Product development is one of CEA Online Team’s core competencies
If we are able to outsource everything which is not a core competency, this raises the obvious question of what our core competencies are.
In particular: I think there’s a temptation to say something like “CEA’s core competency is in understanding EA’s, not writing code, therefore we can outsource the code writing bits.”
Unfortunately, it’s very hard to separate product understanding from product development. Inspired is a book length treatise on this claim, but I will try to give a short overview here.
Product development is generally not a waterfall process where you first develop requirements, then do a design, etc. but instead an iterative process where you bounce between these different stages unpredictably. One part of your requirements ends up being completely infeasible for engineering reasons so you have to go back to the drawing board, but another part is perfectly fine so it can be released quickly, and a third needs repeated iterations on small aspects of the UI to get right. So you can’t have someone who just implements designs – they need to be giving feedback and generally in deep communication with the “strategist”.
And the strategist can’t just simply give the implementer a specification that the implementer can naïvely follow. Even for the simplest changes there’s a bunch of nuance (what do you do on mobile? What if the user is logged out?) and for complex projects it’s essentially impossible to give a fully detailed specification. So the implementer needs to have a deep understanding of your strategy and product to fill in the gaps in the specification.
Could these issues be addressed even with outsourced labor? They sure can: You can have contractors who don’t need complete specifications because they have attended all your meetings, are in your slack channels and asking regular questions, getting regular feedback about how their implementation is lining up to organizational objectives, providing feedback to the product managers through regularly meeting them and attending user interviews, etc.
But this is all the “management overhead” and EA labor you were hoping to avoid by outsourcing!
Many novice managers, both inside and outside of EA, have an intuition like “I want X and have money, this firm says they will give me X in exchange for money, therefore I can give them money and get X.” In some cases this works well, but in many cases it’s actually quite hard to exchange money for services.
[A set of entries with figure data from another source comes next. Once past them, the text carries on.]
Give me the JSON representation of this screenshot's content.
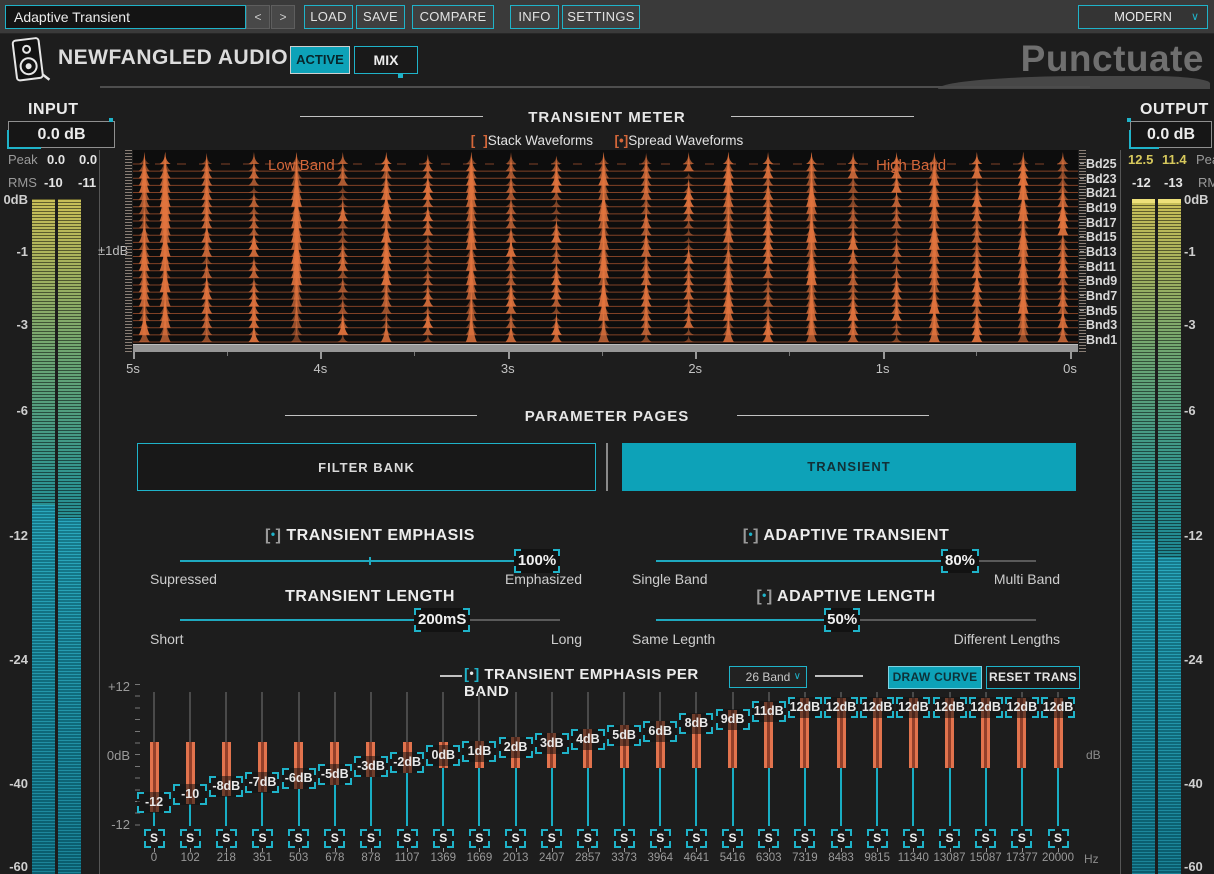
{
  "titlebar": {
    "preset": "Adaptive Transient",
    "prev": "<",
    "next": ">",
    "buttons": [
      "LOAD",
      "SAVE",
      "COMPARE",
      "INFO",
      "SETTINGS"
    ],
    "skin": "MODERN"
  },
  "header": {
    "brand": "NEWFANGLED AUDIO",
    "active_label": "ACTIVE",
    "mix_label": "MIX",
    "product": "Punctuate"
  },
  "input": {
    "title": "INPUT",
    "gain": "0.0 dB",
    "peak_label": "Peak",
    "peak": [
      "0.0",
      "0.0"
    ],
    "rms_label": "RMS",
    "rms": [
      "-10",
      "-11"
    ],
    "scale": [
      "0dB",
      "-1",
      "-3",
      "-6",
      "-12",
      "-24",
      "-40",
      "-60"
    ]
  },
  "output": {
    "title": "OUTPUT",
    "gain": "0.0 dB",
    "peak_label": "Peak",
    "peak": [
      "12.5",
      "11.4"
    ],
    "rms_label": "RMS",
    "rms": [
      "-12",
      "-13"
    ],
    "scale": [
      "0dB",
      "-1",
      "-3",
      "-6",
      "-12",
      "-24",
      "-40",
      "-60"
    ]
  },
  "meter_section": {
    "title": "TRANSIENT METER",
    "stack_label": "Stack Waveforms",
    "spread_label": "Spread Waveforms",
    "scale_label": "±1dB",
    "low_band": "Low Band",
    "high_band": "High Band",
    "band_labels": [
      "Bd25",
      "Bd23",
      "Bd21",
      "Bd19",
      "Bd17",
      "Bd15",
      "Bd13",
      "Bd11",
      "Bnd9",
      "Bnd7",
      "Bnd5",
      "Bnd3",
      "Bnd1"
    ],
    "time_ticks": [
      "5s",
      "4s",
      "3s",
      "2s",
      "1s",
      "0s"
    ]
  },
  "pages": {
    "title": "PARAMETER PAGES",
    "tabs": [
      {
        "label": "FILTER BANK",
        "active": false
      },
      {
        "label": "TRANSIENT",
        "active": true
      }
    ]
  },
  "params": {
    "emphasis": {
      "title": "TRANSIENT EMPHASIS",
      "value": "100%",
      "min": "Supressed",
      "max": "Emphasized",
      "pct": 100
    },
    "adaptive": {
      "title": "ADAPTIVE TRANSIENT",
      "value": "80%",
      "min": "Single Band",
      "max": "Multi Band",
      "pct": 80
    },
    "length": {
      "title": "TRANSIENT LENGTH",
      "value": "200mS",
      "min": "Short",
      "max": "Long",
      "pct": 69
    },
    "adaptive_length": {
      "title": "ADAPTIVE LENGTH",
      "value": "50%",
      "min": "Same Legnth",
      "max": "Different Lengths",
      "pct": 49
    }
  },
  "per_band": {
    "title": "TRANSIENT EMPHASIS PER BAND",
    "band_count": "26 Band",
    "draw_curve": "DRAW CURVE",
    "reset": "RESET TRANS",
    "scale_top": "+12",
    "scale_mid": "0dB",
    "scale_bottom": "-12",
    "unit": "dB",
    "freq_unit": "Hz",
    "solo_label": "S",
    "bands": [
      {
        "label": "-12",
        "value": -12,
        "freq": "0"
      },
      {
        "label": "-10",
        "value": -10,
        "freq": "102"
      },
      {
        "label": "-8dB",
        "value": -8,
        "freq": "218"
      },
      {
        "label": "-7dB",
        "value": -7,
        "freq": "351"
      },
      {
        "label": "-6dB",
        "value": -6,
        "freq": "503"
      },
      {
        "label": "-5dB",
        "value": -5,
        "freq": "678"
      },
      {
        "label": "-3dB",
        "value": -3,
        "freq": "878"
      },
      {
        "label": "-2dB",
        "value": -2,
        "freq": "1107"
      },
      {
        "label": "0dB",
        "value": 0,
        "freq": "1369"
      },
      {
        "label": "1dB",
        "value": 1,
        "freq": "1669"
      },
      {
        "label": "2dB",
        "value": 2,
        "freq": "2013"
      },
      {
        "label": "3dB",
        "value": 3,
        "freq": "2407"
      },
      {
        "label": "4dB",
        "value": 4,
        "freq": "2857"
      },
      {
        "label": "5dB",
        "value": 5,
        "freq": "3373"
      },
      {
        "label": "6dB",
        "value": 6,
        "freq": "3964"
      },
      {
        "label": "8dB",
        "value": 8,
        "freq": "4641"
      },
      {
        "label": "9dB",
        "value": 9,
        "freq": "5416"
      },
      {
        "label": "11dB",
        "value": 11,
        "freq": "6303"
      },
      {
        "label": "12dB",
        "value": 12,
        "freq": "7319"
      },
      {
        "label": "12dB",
        "value": 12,
        "freq": "8483"
      },
      {
        "label": "12dB",
        "value": 12,
        "freq": "9815"
      },
      {
        "label": "12dB",
        "value": 12,
        "freq": "11340"
      },
      {
        "label": "12dB",
        "value": 12,
        "freq": "13087"
      },
      {
        "label": "12dB",
        "value": 12,
        "freq": "15087"
      },
      {
        "label": "12dB",
        "value": 12,
        "freq": "17377"
      },
      {
        "label": "12dB",
        "value": 12,
        "freq": "20000"
      }
    ]
  },
  "icons": {
    "radio_open": "[",
    "radio_close": "]",
    "radio_dot": "•",
    "chevron": "∨"
  }
}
CEA is hiring for a number of positions, including UI, UX, or graphic designers, product managers, engineers, in-house legal counsel, and an office manager.
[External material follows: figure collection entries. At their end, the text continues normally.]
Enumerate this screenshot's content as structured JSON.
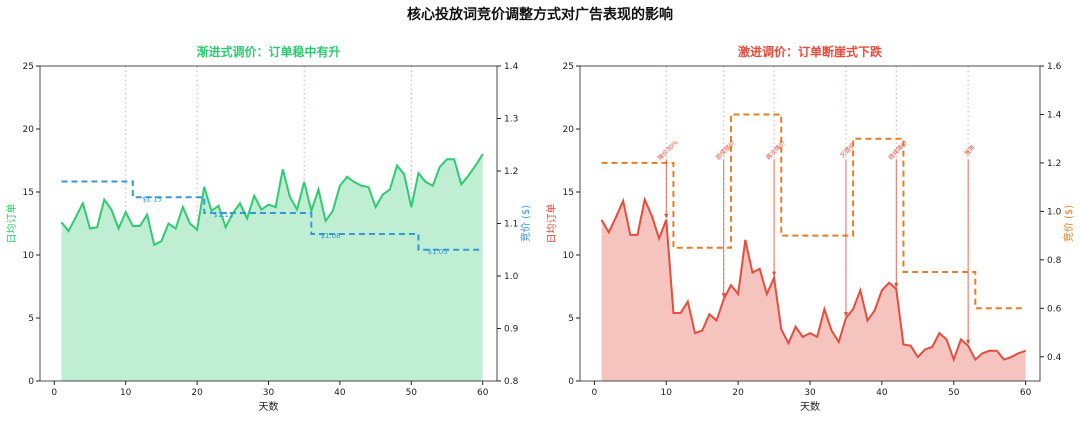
{
  "suptitle": "核心投放词竞价调整方式对广告表现的影响",
  "chart_data": [
    {
      "type": "line",
      "title": "渐进式调价：订单稳中有升",
      "xlabel": "天数",
      "ylabel": "日均订单",
      "y2label": "竞价 ($)",
      "xlim": [
        -2,
        62
      ],
      "ylim": [
        0,
        25
      ],
      "y2lim": [
        0.8,
        1.4
      ],
      "xticks": [
        0,
        10,
        20,
        30,
        40,
        50,
        60
      ],
      "yticks": [
        0,
        5,
        10,
        15,
        20,
        25
      ],
      "y2ticks": [
        0.8,
        0.9,
        1.0,
        1.1,
        1.2,
        1.3,
        1.4
      ],
      "y2ticklabels": [
        "0.8",
        "0.9",
        "1.0",
        "1.1",
        "1.2",
        "1.3",
        "1.4"
      ],
      "color": "#2ecc71",
      "fill": "#c0eed3",
      "price_color": "#3498db",
      "vlines": [
        10,
        20,
        35,
        50
      ],
      "orders": [
        12.6,
        11.9,
        13,
        14.1,
        12.1,
        12.2,
        14.4,
        13.6,
        12.1,
        13.4,
        12.3,
        12.3,
        13.2,
        10.8,
        11.1,
        12.5,
        12.1,
        13.8,
        12.5,
        12,
        15.4,
        13.5,
        13.9,
        12.2,
        13.3,
        14.1,
        12.9,
        14.7,
        13.6,
        14,
        13.8,
        16.8,
        14.6,
        13.6,
        15.8,
        13.5,
        15.2,
        12.7,
        13.5,
        15.5,
        16.2,
        15.8,
        15.5,
        15.4,
        13.8,
        14.8,
        15.2,
        17.1,
        16.4,
        13.8,
        16.5,
        15.8,
        15.5,
        17,
        17.6,
        17.6,
        15.6,
        16.3,
        17.1,
        18
      ],
      "price_steps": [
        [
          1,
          11,
          1.18
        ],
        [
          11,
          21,
          1.15
        ],
        [
          21,
          36,
          1.12
        ],
        [
          36,
          51,
          1.08
        ],
        [
          51,
          60,
          1.05
        ]
      ],
      "price_labels": [
        {
          "day": 12,
          "price": 1.15,
          "text": "$1.15"
        },
        {
          "day": 22,
          "price": 1.12,
          "text": "$1.12"
        },
        {
          "day": 37,
          "price": 1.08,
          "text": "$1.08"
        },
        {
          "day": 52,
          "price": 1.05,
          "text": "$1.05"
        }
      ]
    },
    {
      "type": "line",
      "title": "激进调价：订单断崖式下跌",
      "xlabel": "天数",
      "ylabel": "日均订单",
      "y2label": "竞价 ($)",
      "xlim": [
        -2,
        62
      ],
      "ylim": [
        0,
        25
      ],
      "y2lim": [
        0.3,
        1.6
      ],
      "xticks": [
        0,
        10,
        20,
        30,
        40,
        50,
        60
      ],
      "yticks": [
        0,
        5,
        10,
        15,
        20,
        25
      ],
      "y2ticks": [
        0.4,
        0.6,
        0.8,
        1.0,
        1.2,
        1.4,
        1.6
      ],
      "y2ticklabels": [
        "0.4",
        "0.6",
        "0.8",
        "1.0",
        "1.2",
        "1.4",
        "1.6"
      ],
      "color": "#e74c3c",
      "fill": "#f6c4bf",
      "price_color": "#e67e22",
      "vlines": [
        10,
        18,
        25,
        35,
        42,
        52
      ],
      "orders": [
        12.8,
        11.8,
        13,
        14.3,
        11.6,
        11.6,
        14.4,
        13.1,
        11.3,
        12.8,
        5.4,
        5.4,
        6.3,
        3.8,
        4,
        5.3,
        4.8,
        6.5,
        7.6,
        6.9,
        11.2,
        8.6,
        8.9,
        6.9,
        8.2,
        4.1,
        3,
        4.3,
        3.5,
        3.8,
        3.5,
        5.7,
        4,
        3.1,
        5,
        5.7,
        7.2,
        4.8,
        5.6,
        7.2,
        7.8,
        7.3,
        2.9,
        2.8,
        1.9,
        2.5,
        2.7,
        3.8,
        3.3,
        1.7,
        3.3,
        2.8,
        1.7,
        2.2,
        2.4,
        2.4,
        1.7,
        1.9,
        2.2,
        2.4
      ],
      "price_steps": [
        [
          1,
          11,
          1.2
        ],
        [
          11,
          19,
          0.85
        ],
        [
          19,
          26,
          1.4
        ],
        [
          26,
          36,
          0.9
        ],
        [
          36,
          43,
          1.3
        ],
        [
          43,
          53,
          0.75
        ],
        [
          53,
          60,
          0.6
        ]
      ],
      "events": [
        {
          "day": 10,
          "text": "降价30%"
        },
        {
          "day": 18,
          "text": "恐慌提价"
        },
        {
          "day": 25,
          "text": "再次降价"
        },
        {
          "day": 35,
          "text": "又提价"
        },
        {
          "day": 42,
          "text": "继续降价"
        },
        {
          "day": 52,
          "text": "放弃"
        }
      ]
    }
  ]
}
This work is licensed under a Creative Commons Attribution 4.0 International License.
This is a simplified version of the standard definition
This isn’t quite true: for example, you can’t outsource an activity if there are no external firms to whom you can outsource it. Also I guess technically you could outsource work which is neither a core competency nor operationally important, but you should probably just not be doing that work at all. But this claim captures the most important points
This is such a truism, I sometimes see people using “core competency” to definitionally mean “labor which is not outsourced”. E.g. Red Bull outsources the manufacturing of their drink, and I sometimes hear people assume without further evidence that this means producing a drink is not a core competency of red bull, because if it was then it wouldn’t be outsourced.
Construction in the US is an exception: many construction companies’ labor force primarily consists of independent contractors. However, this is due to labor laws in the US, and in practice construction workers have a relationship to the entity they contract with which is quite similar to how employees relate to their employer.